Until that moment, though, she’d been magnificent. The image of her lunging at the feralis, her puny weapon brandished high, was shock-locked in his brain. She should be dead, of foolishness if nothing else.

If he’d been a kinder man, perhaps he’d have let her die.

Instead, he brought her home, wiped away the blood from the nick under her eye, and watched her sleep.

Now who was the fool?

He punched SPEED DIAL on the phone. “Quit leaving messages you know I’m not going to answer.”

Niall grunted. “We hauled the feralis off for de comp.” He hesitated. “Any other bodies we should know about?”

At the word “bodies,” Archer couldn’t stop his gaze from drifting to the shower. “Not yet.”

Niall let out a sigh. “I’d hate to lose her to a bad-luck encounter before her demon even had a chance to save her.”

“Yeah.” She’d shown no fear, no hesitation. Once she and the demon meshed, she’d be a formidable opponent.

Still no match for him, of course. Even the fierce and fearless fought to win, and that, in the bitter end, would fail against someone who fought to die.

Archer went to the dark window. “That feralis didn’t just stumble into the alley. It was tracking us. It wanted her bad.”

Niall was silent a moment. “Homing in on her demon?”

A lot of etheric energy had soaked the alley, and not all of it Sera’s. There’d certainly been enough wide-beam annihilation-class violence, thanks to that kiss, to warn off even a stupid feralis. “Maybe.”

Niall jumped on the note of reserve. “I told you this war is changing.”

As if he didn’t have enough to deal with. Archer cut him off. “You might also notice, I changed my security codes. Don’t send anyone here. Don’t contact me until this is over.”

Niall clicked his tongue. “I want updates. Bookie thought he’d record the last stages of an ascension.”

“Thinking and wanting just don’t have much place in what’s going down.” Archer’s breath fogged the win dowpane except where the print of her hand cleared the glass.

Wanting might still be a problem.

He scowled at the imprint. “I’ll call you when the possession is complete. Either way.”

“Good luck.” Niall’s soft voice barely registered down the line.

Archer hung up without answering.

The water cranked off. In the charged silence, he realized he’d invoked his demon-boosted perceptions. Listening for the last droplets to fall. Tasting the tang of warm, moist flesh. His heightened nerves prickled in anticipation, keen for the faintest pulse of air as she moved through space.

Cursing even more softly than Niall’s parting words, Archer clamped down on his control. He rifled through the armoire beside the bed for a fresh shirt.

He’d wait for his shower until she slept. God knew, those glass blocks barely hid a damn thing even from purely human eyes.

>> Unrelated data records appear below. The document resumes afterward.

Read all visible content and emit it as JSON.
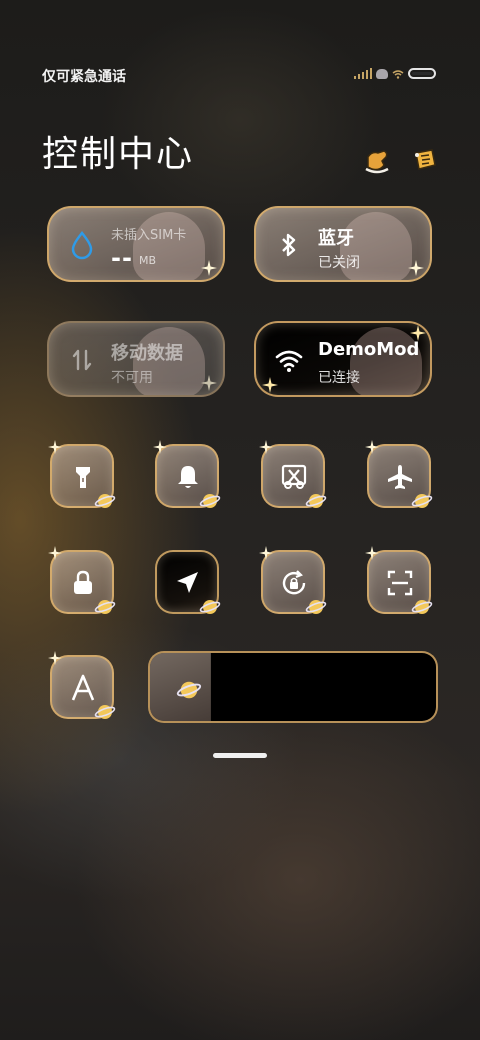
{
  "status_bar": {
    "carrier_text": "仅可紧急通话"
  },
  "header": {
    "title": "控制中心"
  },
  "tiles": {
    "data_usage": {
      "title": "未插入SIM卡",
      "value": "--",
      "unit": "MB"
    },
    "bluetooth": {
      "title": "蓝牙",
      "status": "已关闭"
    },
    "mobile_data": {
      "title": "移动数据",
      "status": "不可用"
    },
    "wifi": {
      "title": "DemoMod",
      "status": "已连接"
    }
  },
  "quick_toggles": [
    {
      "name": "flashlight",
      "icon": "flashlight-icon",
      "active": false
    },
    {
      "name": "notification",
      "icon": "bell-icon",
      "active": false
    },
    {
      "name": "screenshot",
      "icon": "scissors-icon",
      "active": false
    },
    {
      "name": "airplane",
      "icon": "airplane-icon",
      "active": false
    },
    {
      "name": "lock",
      "icon": "lock-icon",
      "active": false
    },
    {
      "name": "location",
      "icon": "location-arrow-icon",
      "active": true
    },
    {
      "name": "rotation",
      "icon": "rotation-lock-icon",
      "active": false
    },
    {
      "name": "scan",
      "icon": "scan-icon",
      "active": false
    },
    {
      "name": "reading-mode",
      "icon": "font-a-icon",
      "active": false
    }
  ],
  "brightness": {
    "level": 0.21
  },
  "colors": {
    "accent_gold": "#d9b06a",
    "water_blue": "#2f9be8"
  }
}
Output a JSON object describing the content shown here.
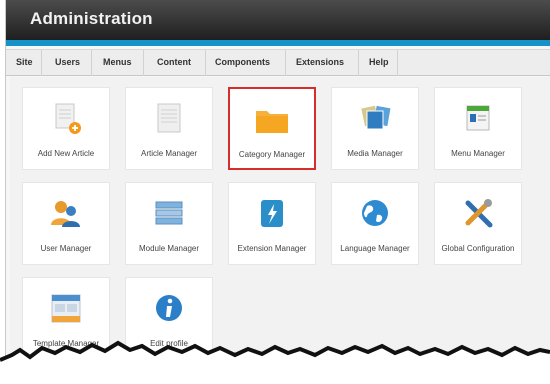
{
  "header": {
    "title": "Administration"
  },
  "menu": [
    {
      "label": "Site"
    },
    {
      "label": "Users"
    },
    {
      "label": "Menus"
    },
    {
      "label": "Content"
    },
    {
      "label": "Components"
    },
    {
      "label": "Extensions"
    },
    {
      "label": "Help"
    }
  ],
  "tiles": [
    {
      "label": "Add New Article",
      "icon": "add-article-icon"
    },
    {
      "label": "Article Manager",
      "icon": "article-manager-icon"
    },
    {
      "label": "Category Manager",
      "icon": "folder-icon",
      "selected": true
    },
    {
      "label": "Media Manager",
      "icon": "media-icon"
    },
    {
      "label": "Menu Manager",
      "icon": "menu-manager-icon"
    },
    {
      "label": "User Manager",
      "icon": "users-icon"
    },
    {
      "label": "Module Manager",
      "icon": "module-icon"
    },
    {
      "label": "Extension Manager",
      "icon": "extension-icon"
    },
    {
      "label": "Language Manager",
      "icon": "globe-icon"
    },
    {
      "label": "Global Configuration",
      "icon": "tools-icon"
    },
    {
      "label": "Template Manager",
      "icon": "template-icon"
    },
    {
      "label": "Edit profile",
      "icon": "info-icon"
    }
  ],
  "colors": {
    "header_bg": "#2b2b2b",
    "accent_blue": "#1792c9",
    "selection_red": "#d72c2c",
    "folder_orange": "#f5a623"
  }
}
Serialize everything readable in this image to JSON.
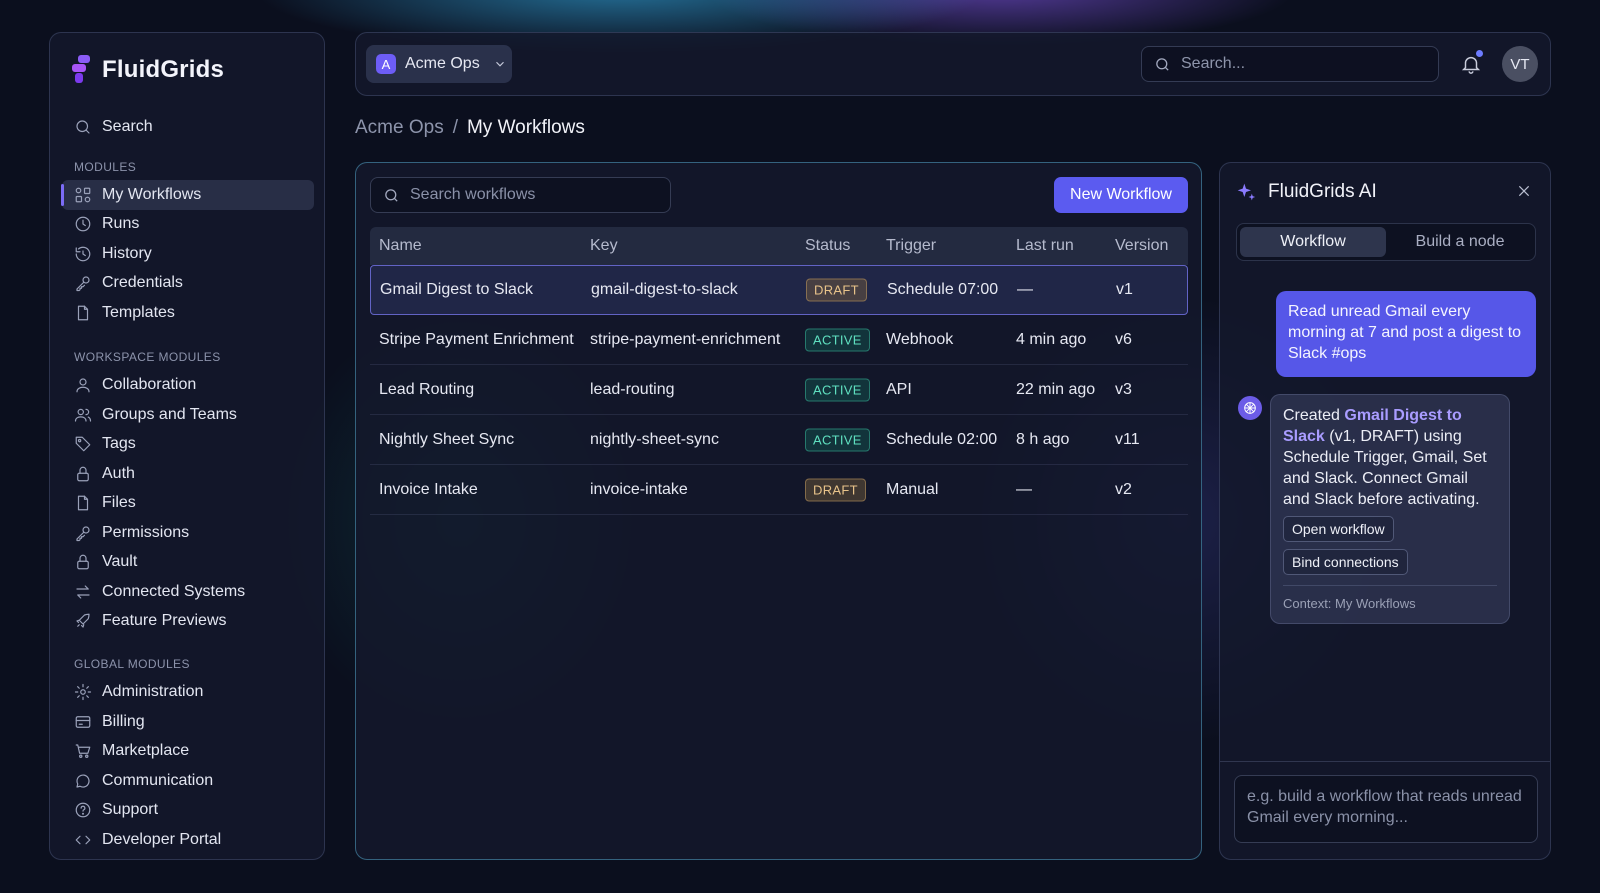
{
  "app": {
    "name": "FluidGrids"
  },
  "sidebar": {
    "search_label": "Search",
    "sections": {
      "modules": "MODULES",
      "workspace": "WORKSPACE MODULES",
      "global": "GLOBAL MODULES"
    },
    "modules": [
      {
        "label": "My Workflows",
        "icon": "workflow-icon",
        "active": true
      },
      {
        "label": "Runs",
        "icon": "clock-icon"
      },
      {
        "label": "History",
        "icon": "history-icon"
      },
      {
        "label": "Credentials",
        "icon": "key-icon"
      },
      {
        "label": "Templates",
        "icon": "file-icon"
      }
    ],
    "workspace_modules": [
      {
        "label": "Collaboration",
        "icon": "user-icon"
      },
      {
        "label": "Groups and Teams",
        "icon": "users-icon"
      },
      {
        "label": "Tags",
        "icon": "tag-icon"
      },
      {
        "label": "Auth",
        "icon": "lock-icon"
      },
      {
        "label": "Files",
        "icon": "file-icon"
      },
      {
        "label": "Permissions",
        "icon": "key-icon"
      },
      {
        "label": "Vault",
        "icon": "lock-icon"
      },
      {
        "label": "Connected Systems",
        "icon": "arrows-icon"
      },
      {
        "label": "Feature Previews",
        "icon": "rocket-icon"
      }
    ],
    "global_modules": [
      {
        "label": "Administration",
        "icon": "gear-icon"
      },
      {
        "label": "Billing",
        "icon": "card-icon"
      },
      {
        "label": "Marketplace",
        "icon": "cart-icon"
      },
      {
        "label": "Communication",
        "icon": "chat-icon"
      },
      {
        "label": "Support",
        "icon": "help-icon"
      },
      {
        "label": "Developer Portal",
        "icon": "code-icon"
      }
    ]
  },
  "topbar": {
    "org_initial": "A",
    "org_name": "Acme Ops",
    "search_placeholder": "Search...",
    "avatar_initials": "VT"
  },
  "breadcrumb": {
    "parent": "Acme Ops",
    "separator": "/",
    "current": "My Workflows"
  },
  "workflows": {
    "search_placeholder": "Search workflows",
    "new_button": "New Workflow",
    "columns": [
      "Name",
      "Key",
      "Status",
      "Trigger",
      "Last run",
      "Version"
    ],
    "rows": [
      {
        "name": "Gmail Digest to Slack",
        "key": "gmail-digest-to-slack",
        "status": "DRAFT",
        "trigger": "Schedule 07:00",
        "last_run": "—",
        "version": "v1"
      },
      {
        "name": "Stripe Payment Enrichment",
        "key": "stripe-payment-enrichment",
        "status": "ACTIVE",
        "trigger": "Webhook",
        "last_run": "4 min ago",
        "version": "v6"
      },
      {
        "name": "Lead Routing",
        "key": "lead-routing",
        "status": "ACTIVE",
        "trigger": "API",
        "last_run": "22 min ago",
        "version": "v3"
      },
      {
        "name": "Nightly Sheet Sync",
        "key": "nightly-sheet-sync",
        "status": "ACTIVE",
        "trigger": "Schedule 02:00",
        "last_run": "8 h ago",
        "version": "v11"
      },
      {
        "name": "Invoice Intake",
        "key": "invoice-intake",
        "status": "DRAFT",
        "trigger": "Manual",
        "last_run": "—",
        "version": "v2"
      }
    ]
  },
  "ai": {
    "title": "FluidGrids AI",
    "tabs": [
      "Workflow",
      "Build a node"
    ],
    "user_message": "Read unread Gmail every morning at 7 and post a digest to Slack #ops",
    "bot_prefix": "Created ",
    "bot_highlight": "Gmail Digest to Slack",
    "bot_suffix": " (v1, DRAFT) using Schedule Trigger, Gmail, Set and Slack. Connect Gmail and Slack before activating.",
    "action_open": "Open workflow",
    "action_bind": "Bind connections",
    "context": "Context: My Workflows",
    "input_placeholder": "e.g. build a workflow that reads unread Gmail every morning..."
  },
  "colors": {
    "accent": "#5b5bf0",
    "draft": "#e8c38a",
    "active": "#5fe0c0",
    "background": "#0b0f1e"
  }
}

He stripped off his torn shirt. His twenty-four-hour dry cleaner had commented once that pinning a note over stains would ensure spots were properly treated. Archer just gave him everything in a duffel bag stenciled with the word “stained.” The man had blanched, but his daughter was a tidy seamstress who’d saved his trench coat more than once.

He turned sideways to the mirror, tracking the wound that curved around his shoulder. Only a little worse than the bloody nose. The demon was as efficient as his seamstress.

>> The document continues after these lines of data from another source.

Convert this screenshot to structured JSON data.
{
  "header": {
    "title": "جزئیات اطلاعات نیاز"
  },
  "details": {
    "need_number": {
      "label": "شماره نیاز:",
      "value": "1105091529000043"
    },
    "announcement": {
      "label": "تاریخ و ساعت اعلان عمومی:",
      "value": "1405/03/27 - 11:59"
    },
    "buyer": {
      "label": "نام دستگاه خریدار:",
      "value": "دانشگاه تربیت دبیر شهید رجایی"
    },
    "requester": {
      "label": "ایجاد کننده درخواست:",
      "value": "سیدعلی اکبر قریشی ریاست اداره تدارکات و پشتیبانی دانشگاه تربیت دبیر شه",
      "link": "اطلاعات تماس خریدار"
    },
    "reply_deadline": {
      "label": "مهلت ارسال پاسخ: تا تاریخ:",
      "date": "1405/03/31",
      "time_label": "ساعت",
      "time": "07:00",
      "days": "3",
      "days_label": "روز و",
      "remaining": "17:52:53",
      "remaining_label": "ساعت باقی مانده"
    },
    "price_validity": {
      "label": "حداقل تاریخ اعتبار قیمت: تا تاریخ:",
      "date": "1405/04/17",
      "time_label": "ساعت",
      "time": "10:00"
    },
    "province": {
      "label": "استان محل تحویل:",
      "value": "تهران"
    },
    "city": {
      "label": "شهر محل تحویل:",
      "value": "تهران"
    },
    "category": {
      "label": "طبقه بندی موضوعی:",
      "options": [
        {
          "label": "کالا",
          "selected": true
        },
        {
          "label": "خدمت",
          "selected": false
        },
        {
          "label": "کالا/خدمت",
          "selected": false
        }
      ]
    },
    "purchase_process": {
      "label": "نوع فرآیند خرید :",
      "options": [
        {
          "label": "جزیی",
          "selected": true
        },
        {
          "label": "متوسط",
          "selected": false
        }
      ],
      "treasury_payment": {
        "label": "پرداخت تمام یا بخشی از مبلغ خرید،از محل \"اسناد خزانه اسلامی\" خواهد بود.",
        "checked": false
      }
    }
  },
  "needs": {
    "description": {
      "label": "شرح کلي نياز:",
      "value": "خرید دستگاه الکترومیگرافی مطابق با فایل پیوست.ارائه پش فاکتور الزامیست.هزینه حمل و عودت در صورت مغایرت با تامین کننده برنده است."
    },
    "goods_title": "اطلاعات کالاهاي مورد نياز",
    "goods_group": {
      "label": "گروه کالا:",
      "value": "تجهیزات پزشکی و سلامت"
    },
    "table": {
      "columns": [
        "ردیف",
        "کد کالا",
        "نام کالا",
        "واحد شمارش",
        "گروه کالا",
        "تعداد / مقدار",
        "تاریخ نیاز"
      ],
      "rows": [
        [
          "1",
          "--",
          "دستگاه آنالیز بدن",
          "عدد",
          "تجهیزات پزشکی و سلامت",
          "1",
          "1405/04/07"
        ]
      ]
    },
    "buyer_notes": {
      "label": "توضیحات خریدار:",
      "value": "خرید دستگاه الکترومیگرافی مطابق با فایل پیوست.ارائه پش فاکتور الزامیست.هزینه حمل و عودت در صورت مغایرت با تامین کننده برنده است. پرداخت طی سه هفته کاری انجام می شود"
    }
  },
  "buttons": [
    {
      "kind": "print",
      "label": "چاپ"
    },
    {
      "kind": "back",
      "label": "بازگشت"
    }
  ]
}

Sera’s gaze found his in the reflection. “That was definitely the feralis’s fault. I don’t have claws like that.”

He reached for his shirt. “Not seven in a row anyway.”

“Don’t you need to bandage it?”

“It won’t kill me.” He should be so lucky. “Let the demon earn its keep.”

She shook her head and marched back to the bathroom, returning a moment later with a soap-bubbled washcloth, a roll of gauze, and a bottle of hydrogen peroxide.

She hefted the bottle. “This is all you have for first aid supplies?”

“I use it to soak out the worst of the stains.”

“Out of your skin?”

“Out of my clothes.” He waggled the shirt in his hand. “My dry cleaner has convinced himself I’m a butcher.” Archer started to slide into the shirt. “I guess he’s right.”

Sera plucked the shirt from his hands. “Not until you disinfect.”

He opened his mouth to tell her off, knowing the demon’s wariness of close quarters would lend its double-octave warning to keep her distance, to not distract them from its mission of atonement. But nothing came to him. He blinked. “Fine.”